Israel Ranks 7th in Global Gay Happiness Index

Iceland tops gay well-being survey of over 100,000 across 127 states; 27 of 30 'unhappiest' countries for gay men in Africa and the Middle East.

AP

Israel is the seventh happiest place for gay men in the world, according to an online survey of 115,000 gay men in 127 countries.

The 2015 Gay Happiness Index crowned Iceland as the happiest country for gay men to live in, followed by fellow Nordic nations Norway, Denmark, and Sweden. Uganda won the dubious distinction of being last on the list. The U.K. ranked 23, and the U.S. 26.

The Gay Happiness Index, a collaboration between the gay dating network PlanetRomeo and researchers from Germany’s Johannes Gutenberg University of Mainz, measured each country by how the respondents perceive wider societal opinion of them as gay men, as well as individual experiences of homophobia.

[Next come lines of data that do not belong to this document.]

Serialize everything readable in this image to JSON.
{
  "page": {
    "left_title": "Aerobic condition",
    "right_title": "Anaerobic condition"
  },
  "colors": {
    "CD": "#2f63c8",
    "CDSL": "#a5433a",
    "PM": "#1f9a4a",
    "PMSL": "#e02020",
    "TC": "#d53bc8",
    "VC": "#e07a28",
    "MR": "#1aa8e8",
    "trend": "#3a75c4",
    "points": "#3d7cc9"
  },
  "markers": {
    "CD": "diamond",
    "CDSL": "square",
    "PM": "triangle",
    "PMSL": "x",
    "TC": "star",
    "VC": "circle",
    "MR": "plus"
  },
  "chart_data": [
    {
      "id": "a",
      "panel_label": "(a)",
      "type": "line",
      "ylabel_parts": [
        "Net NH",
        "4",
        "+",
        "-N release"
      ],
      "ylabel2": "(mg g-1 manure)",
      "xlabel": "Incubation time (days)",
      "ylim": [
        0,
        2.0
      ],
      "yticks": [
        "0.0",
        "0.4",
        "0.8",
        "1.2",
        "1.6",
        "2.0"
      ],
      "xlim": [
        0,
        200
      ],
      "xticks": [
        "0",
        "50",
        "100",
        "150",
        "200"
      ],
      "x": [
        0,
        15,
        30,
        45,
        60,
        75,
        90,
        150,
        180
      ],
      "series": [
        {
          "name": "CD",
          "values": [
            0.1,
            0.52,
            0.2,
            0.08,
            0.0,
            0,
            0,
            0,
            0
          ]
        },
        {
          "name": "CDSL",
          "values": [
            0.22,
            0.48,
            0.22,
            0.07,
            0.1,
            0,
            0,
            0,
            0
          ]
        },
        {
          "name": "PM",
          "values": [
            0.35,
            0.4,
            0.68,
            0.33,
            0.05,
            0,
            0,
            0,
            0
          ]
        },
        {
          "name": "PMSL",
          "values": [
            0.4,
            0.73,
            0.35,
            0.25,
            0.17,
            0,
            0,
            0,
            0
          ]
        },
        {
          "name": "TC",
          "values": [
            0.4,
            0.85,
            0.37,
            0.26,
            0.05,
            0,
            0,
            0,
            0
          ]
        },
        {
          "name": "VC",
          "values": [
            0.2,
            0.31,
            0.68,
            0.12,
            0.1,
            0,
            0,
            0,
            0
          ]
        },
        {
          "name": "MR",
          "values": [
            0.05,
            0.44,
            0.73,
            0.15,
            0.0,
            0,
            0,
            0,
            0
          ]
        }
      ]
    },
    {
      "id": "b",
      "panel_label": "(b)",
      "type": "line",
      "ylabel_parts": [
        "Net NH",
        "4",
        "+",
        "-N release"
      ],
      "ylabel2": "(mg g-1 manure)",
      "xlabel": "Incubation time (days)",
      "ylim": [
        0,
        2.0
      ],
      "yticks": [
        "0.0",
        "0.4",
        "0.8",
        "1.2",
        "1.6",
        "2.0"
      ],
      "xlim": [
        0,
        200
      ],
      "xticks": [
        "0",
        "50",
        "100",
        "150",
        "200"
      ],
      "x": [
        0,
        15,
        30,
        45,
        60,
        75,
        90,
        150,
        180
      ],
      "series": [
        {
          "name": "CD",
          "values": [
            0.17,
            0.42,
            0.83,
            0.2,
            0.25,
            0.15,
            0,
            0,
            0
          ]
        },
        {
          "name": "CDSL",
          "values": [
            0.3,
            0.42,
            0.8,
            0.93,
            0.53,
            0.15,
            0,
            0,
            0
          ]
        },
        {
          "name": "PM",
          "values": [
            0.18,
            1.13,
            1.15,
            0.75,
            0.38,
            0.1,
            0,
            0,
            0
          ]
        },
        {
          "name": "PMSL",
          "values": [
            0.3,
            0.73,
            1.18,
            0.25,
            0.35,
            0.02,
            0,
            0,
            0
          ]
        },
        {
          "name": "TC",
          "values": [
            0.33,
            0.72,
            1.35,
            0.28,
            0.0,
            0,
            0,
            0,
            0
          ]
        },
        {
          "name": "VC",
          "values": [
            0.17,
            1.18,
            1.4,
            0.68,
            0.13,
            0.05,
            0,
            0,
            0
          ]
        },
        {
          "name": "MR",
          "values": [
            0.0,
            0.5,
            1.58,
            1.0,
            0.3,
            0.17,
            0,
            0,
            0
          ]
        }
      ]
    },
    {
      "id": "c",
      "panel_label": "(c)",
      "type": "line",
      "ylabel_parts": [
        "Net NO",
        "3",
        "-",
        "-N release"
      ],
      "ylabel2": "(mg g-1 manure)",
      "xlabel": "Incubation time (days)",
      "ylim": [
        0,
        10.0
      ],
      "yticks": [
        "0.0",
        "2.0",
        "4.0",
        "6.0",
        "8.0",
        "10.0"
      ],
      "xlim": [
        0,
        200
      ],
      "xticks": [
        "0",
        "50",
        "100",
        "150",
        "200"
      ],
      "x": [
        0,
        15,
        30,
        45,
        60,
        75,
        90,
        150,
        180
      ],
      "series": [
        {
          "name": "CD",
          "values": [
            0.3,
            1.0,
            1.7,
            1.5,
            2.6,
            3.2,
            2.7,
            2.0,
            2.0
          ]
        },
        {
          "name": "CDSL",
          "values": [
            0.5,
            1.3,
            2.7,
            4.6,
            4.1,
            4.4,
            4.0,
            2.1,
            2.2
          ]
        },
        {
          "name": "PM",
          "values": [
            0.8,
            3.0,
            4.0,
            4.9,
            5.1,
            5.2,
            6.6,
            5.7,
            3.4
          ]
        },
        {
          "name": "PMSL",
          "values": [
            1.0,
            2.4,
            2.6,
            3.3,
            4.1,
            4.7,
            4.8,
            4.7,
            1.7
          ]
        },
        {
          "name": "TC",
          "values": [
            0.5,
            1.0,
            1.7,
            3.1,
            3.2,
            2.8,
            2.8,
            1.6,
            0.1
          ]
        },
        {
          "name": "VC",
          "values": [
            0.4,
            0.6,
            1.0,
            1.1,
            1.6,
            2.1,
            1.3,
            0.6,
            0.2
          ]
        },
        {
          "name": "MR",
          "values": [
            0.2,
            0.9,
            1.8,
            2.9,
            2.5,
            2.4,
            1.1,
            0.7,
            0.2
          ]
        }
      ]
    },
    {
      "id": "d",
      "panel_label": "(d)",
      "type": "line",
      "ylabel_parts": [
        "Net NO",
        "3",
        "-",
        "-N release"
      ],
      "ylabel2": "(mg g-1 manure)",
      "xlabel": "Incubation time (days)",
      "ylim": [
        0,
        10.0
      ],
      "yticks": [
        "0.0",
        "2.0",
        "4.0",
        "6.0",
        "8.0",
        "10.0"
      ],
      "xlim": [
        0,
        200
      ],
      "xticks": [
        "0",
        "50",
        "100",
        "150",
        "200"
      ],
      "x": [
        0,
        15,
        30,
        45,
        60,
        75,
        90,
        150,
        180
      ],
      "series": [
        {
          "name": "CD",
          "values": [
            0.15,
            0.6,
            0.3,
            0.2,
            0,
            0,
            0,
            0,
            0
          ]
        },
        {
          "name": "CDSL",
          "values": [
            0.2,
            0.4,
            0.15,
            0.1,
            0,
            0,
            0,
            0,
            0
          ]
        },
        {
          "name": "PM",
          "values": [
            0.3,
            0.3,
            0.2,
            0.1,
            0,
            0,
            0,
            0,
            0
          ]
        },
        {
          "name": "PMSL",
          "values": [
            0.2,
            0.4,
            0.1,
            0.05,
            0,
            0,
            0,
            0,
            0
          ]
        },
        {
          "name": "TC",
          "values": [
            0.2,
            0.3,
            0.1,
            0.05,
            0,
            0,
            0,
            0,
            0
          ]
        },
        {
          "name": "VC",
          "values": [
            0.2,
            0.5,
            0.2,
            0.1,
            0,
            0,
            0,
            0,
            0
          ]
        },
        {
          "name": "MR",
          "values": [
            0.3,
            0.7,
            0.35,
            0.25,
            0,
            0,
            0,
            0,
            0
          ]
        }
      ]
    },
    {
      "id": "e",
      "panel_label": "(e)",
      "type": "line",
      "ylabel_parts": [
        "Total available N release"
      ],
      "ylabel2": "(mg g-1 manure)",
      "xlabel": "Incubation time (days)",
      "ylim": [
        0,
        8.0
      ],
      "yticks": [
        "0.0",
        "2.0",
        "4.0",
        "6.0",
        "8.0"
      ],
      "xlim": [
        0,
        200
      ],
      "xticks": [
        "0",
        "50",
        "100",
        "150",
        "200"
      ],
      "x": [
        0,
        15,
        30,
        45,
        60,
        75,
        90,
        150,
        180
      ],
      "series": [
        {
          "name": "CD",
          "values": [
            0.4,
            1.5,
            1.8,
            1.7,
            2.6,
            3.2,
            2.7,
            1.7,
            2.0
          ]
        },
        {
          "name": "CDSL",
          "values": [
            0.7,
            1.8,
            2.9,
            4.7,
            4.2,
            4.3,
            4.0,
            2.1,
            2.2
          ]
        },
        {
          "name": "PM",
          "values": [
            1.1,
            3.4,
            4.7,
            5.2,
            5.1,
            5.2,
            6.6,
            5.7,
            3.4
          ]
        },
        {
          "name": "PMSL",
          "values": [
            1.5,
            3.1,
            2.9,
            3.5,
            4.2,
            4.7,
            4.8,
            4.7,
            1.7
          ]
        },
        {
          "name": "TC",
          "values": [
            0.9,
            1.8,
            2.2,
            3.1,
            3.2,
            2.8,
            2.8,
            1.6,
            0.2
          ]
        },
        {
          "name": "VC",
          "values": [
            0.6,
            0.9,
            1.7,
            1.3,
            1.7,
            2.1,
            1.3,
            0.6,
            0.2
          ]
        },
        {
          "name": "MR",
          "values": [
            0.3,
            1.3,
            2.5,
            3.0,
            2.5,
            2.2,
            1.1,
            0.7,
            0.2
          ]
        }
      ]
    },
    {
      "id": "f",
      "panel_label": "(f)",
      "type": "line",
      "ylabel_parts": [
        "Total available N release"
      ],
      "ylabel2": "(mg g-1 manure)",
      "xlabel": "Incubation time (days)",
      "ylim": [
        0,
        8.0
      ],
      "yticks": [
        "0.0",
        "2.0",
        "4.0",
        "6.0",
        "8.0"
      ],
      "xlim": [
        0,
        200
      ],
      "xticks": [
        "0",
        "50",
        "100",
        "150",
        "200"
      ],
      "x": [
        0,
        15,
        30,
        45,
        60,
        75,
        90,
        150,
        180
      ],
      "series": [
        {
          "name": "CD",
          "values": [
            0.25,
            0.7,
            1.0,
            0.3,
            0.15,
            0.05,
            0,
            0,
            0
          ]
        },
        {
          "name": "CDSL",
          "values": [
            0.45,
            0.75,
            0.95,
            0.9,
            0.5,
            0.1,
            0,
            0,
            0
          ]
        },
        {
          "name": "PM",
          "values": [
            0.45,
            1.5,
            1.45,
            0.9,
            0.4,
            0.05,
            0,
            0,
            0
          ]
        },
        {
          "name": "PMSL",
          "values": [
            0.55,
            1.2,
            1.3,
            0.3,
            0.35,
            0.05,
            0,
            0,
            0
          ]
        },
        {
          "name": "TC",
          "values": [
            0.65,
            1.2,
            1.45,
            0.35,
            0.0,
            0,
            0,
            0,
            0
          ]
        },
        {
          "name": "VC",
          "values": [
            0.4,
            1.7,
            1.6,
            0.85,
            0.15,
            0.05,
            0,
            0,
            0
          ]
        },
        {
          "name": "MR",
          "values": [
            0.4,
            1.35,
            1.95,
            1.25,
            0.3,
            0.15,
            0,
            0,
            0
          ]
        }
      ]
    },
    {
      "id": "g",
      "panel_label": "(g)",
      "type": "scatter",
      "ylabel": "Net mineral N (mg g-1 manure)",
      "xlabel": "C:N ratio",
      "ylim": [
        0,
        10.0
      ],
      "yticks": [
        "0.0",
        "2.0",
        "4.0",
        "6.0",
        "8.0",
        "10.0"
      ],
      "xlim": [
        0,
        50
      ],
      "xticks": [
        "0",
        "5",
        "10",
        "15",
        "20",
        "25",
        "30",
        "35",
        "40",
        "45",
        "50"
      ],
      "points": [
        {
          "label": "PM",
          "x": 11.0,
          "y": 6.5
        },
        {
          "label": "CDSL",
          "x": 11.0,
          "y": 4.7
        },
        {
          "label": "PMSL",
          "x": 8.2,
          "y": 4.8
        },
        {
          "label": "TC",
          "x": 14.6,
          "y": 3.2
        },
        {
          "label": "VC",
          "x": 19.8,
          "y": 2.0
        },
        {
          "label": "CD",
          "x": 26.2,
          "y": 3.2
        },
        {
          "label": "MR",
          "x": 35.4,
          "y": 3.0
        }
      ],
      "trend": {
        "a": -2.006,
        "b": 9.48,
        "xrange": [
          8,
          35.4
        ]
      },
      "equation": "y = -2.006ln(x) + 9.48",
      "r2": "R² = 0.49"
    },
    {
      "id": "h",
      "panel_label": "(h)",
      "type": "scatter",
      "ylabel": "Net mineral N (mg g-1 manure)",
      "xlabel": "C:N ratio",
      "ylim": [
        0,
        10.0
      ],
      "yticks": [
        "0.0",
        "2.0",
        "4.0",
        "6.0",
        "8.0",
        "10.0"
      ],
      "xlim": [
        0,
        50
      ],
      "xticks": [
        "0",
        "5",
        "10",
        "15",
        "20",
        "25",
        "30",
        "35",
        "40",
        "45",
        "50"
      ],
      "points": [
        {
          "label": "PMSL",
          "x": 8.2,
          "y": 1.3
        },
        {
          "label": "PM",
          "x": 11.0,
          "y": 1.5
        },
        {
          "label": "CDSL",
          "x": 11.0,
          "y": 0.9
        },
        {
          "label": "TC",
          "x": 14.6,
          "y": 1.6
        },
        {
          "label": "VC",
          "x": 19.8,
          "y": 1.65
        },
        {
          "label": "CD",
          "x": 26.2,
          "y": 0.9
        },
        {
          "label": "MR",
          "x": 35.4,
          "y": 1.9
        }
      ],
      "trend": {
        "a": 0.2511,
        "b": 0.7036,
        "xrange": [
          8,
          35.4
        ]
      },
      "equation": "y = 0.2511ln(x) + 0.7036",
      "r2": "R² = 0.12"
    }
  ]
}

Unhappiest in Africa and the Middle East

In total, 27 of the lowest-ranking 30 countries on the GHI are in Africa and the Middle East; the other three are in the Balkans.

Africa is home to the world’s three unhappiest countries for gay men: Uganda, at 127, ranked last on the GHI, followed by Sudan and Ethiopia.

Kuwait, at 62, is the second happiest country for gay men in the Middle East, followed by Qatar (68) and Turkey (82).

Iraq, fourth from the bottom at 123, was the lowest ranking country in the region, though Iran was close (121), and Egypt not far either (115).

Palestine, Syria, Yemen and Bahrain were not included. (A detailed report, published along with the GHI, explains that for statistical reasons, only countries with at least 20 respondents appear in the index).

In Asia, Thailand is the happiest country for gay men (16). China placed 63, and India a lowly 81.

The report claims that the survey is novel in scope and methodology, and notes that its intercultural sample was drawn from PlanetRomeo.com’s 1.8 million users.

Measuring gay happiness

The survey’s first category, ‘public opinion,’ measured respondents’ views on how society perceives gay men, including how positively or negatively their country’s laws are toward them, and whether the respondents would kiss or hold hands with another man in public.

The second category, ‘public behavior,’ rated participants’ reported experiences of discrimination, including among family members and in the workplace, as well as instances of verbal or physical assault. 

In the third category, levels of ‘life satisfaction’ were gauged by asking participants questions such as whether they have or intend to move or change jobs on account of their sexual orientation. 

Based on the responses of its 337 respondents, Israel scored 71 out of 100 overall, earning its highest marks in the ‘life satisfaction’ section (74), and lowest in the ‘public opinion’ category (69). Just over half indicated ‘high life satisfaction,’ and 37% a medium level, while nearly two-thirds expressed ‘high self-acceptance’ being gay.

In other measurements, 86% of gay Israeli men surveyed reported being out to their family, while 37% reported experiencing verbal insults, and 9% physical assaults.

Gay Kenyans protest neighboring Uganda’s anti-gay policies outside the Uganda High Commission in Nairobi, Feb. 10, 2014. (AP)

The survey also queried participants on whether they believe their situation in their home countries has improved, worsened or remained the same over the past year. In the eyes of the respondents, last-placed Uganda experienced the most negative change for gay men, followed by Kyrgyzstan and Sudan. Pronounced improvement was noted in North and South America, as well as in Southeast Asia. 

Also included in the report are “open messages to the world” from a number of survey participants, including this from a 22-year-old Egyptian: “Living as a gay man in Egypt is just like living in hell gay people are treated so bad and being arrested and even killed by their parents.”